The decorative flourishes continue into the second floor, albeit in a slightly simpler format. The floor-to-ceiling windows have kept their original details and the rooms retain their ornamental elements such as timber fireplace surrounds, deep skirting and embellished architrave. In the office that will be used by Hotham’s Gin School, an unusual wooden panelled ceiling in a geometric pattern is the star of the space.

There is a rooftop bar, partly for Hotham’s events but also accessible for other staff in the building. Overlooking Hull’s grandiloquent Victorian skyline, the clean lines of the pergola timber bar area and simple outdoor seating contrast their surroundings and offer a relaxing venue for social gatherings.

Continues Jess: “The 55 Group was keen to encourage a vibrant, entrepreneurial energy into the centre of Hull, by offering flexible office space with shared supporting facilities for smaller companies looking for quality premises.”

The top two floors reflect the post-Covid demand for more agile working, offering bookable workspace with shared multi-use facilities such as kitchens and meeting rooms.

The ground floor includes SGP’s designs for a separate private members’ bar area, to be run by Hotham’s Gin School, one of the new tenants.

Explains Jess: “This area was particularly exciting, as it gives us the opportunity to extend our experience of designing hospitality areas within offices and other buildings. Known as “The Vault Bar”, this will be a discrete bar venue which will be used by Hotham’s and other occupiers within the building.”

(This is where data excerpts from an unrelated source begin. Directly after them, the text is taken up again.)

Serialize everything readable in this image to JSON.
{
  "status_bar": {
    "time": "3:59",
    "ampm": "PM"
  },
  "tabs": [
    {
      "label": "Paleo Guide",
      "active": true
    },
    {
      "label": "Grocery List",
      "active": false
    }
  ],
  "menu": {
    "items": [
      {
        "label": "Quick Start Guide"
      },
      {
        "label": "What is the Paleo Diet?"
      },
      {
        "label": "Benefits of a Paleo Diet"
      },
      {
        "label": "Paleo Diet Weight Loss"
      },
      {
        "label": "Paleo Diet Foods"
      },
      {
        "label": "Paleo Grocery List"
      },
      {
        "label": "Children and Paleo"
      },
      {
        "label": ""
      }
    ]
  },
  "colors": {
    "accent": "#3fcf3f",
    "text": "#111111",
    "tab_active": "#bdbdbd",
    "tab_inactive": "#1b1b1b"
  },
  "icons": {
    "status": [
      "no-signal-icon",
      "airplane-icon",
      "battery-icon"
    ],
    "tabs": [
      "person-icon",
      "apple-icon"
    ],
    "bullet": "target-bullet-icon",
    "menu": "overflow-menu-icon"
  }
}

SGP’s design works with the relatively low ceiling height to create a 1920’s speakeasy feel, with dark painted retained brick, chevron wood flooring and low level lighting. The beautiful timber from the old cashiers’ stations and clerks’ cubicles will be re-used as feature panelling on the walls, and also as partitions, with the bar back being built from old bookcases found elsewhere in the bank. Exposed metal work harks back to the reinforced steel of the vaults whilst the original metal grills will become back-lit wall features, draped in ivy to mix natural and man-made materials. Brass and copper metalwork add soft, warm reflections.

Concludes Alan: “The 55 Group was very hands-on as a client and wonderfully open to different ideas. We shared a respect for the heritage of the building and a desire to bring it back into practical, long-term use which achieves the group’s aspirations for a sustainable business ecosystem. I think the result is a design that offers practical work and play spaces that deliver what the client needs for themselves today and can respond to the changes in business life for years to come.”